I truly believe that one day soon, the watchword will be
"Pity About Africa"
as the continent is pummelled between the twin scourges of disease and corrupt governments.
You know, I can't even remember what the Pack was yakking about yesterday on the TV and radio news breaks- I just filter it out, it's so irrelevant. They chatter just to hear themselves talk, and to impress their peers at the next cocktail party get together.
Meanwhile, Africa seethes, Latin America smoulders, and Muslim fanatics plot the deaths of innocents...

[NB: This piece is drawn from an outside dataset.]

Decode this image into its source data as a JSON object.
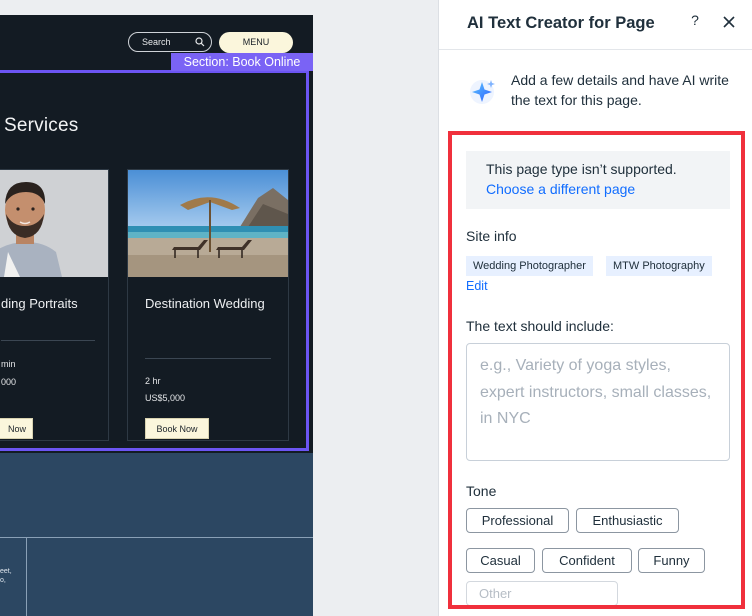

...but what's really important is Babs Streisand's millionth "comeback" performance...
Mugabe delenda est.
To rescue the remaining white farmers.
If Mugabe was taken out today why should any of us believe anything would really change. Knowing that, how many of our lives is it worth?
Quite frankly, it would blast a hole in Quadaffi's scheme to be "President of Africa", in addition to rescuing the farmers. Secondly, it would show petty little dictators like Mugabe to learn to behave themselves when the West tells them to. Third, given the poor state of Africa's armed forces, if this was done properly, I doubt there would be much, if any, in the way of casualties. The only reason Somalia was a mess was because of Weird Bill.
Regards, Ivan
As long as the United States, Israel, whites and Christians aren't being "aggressors" they don't give a damn who does what to whom.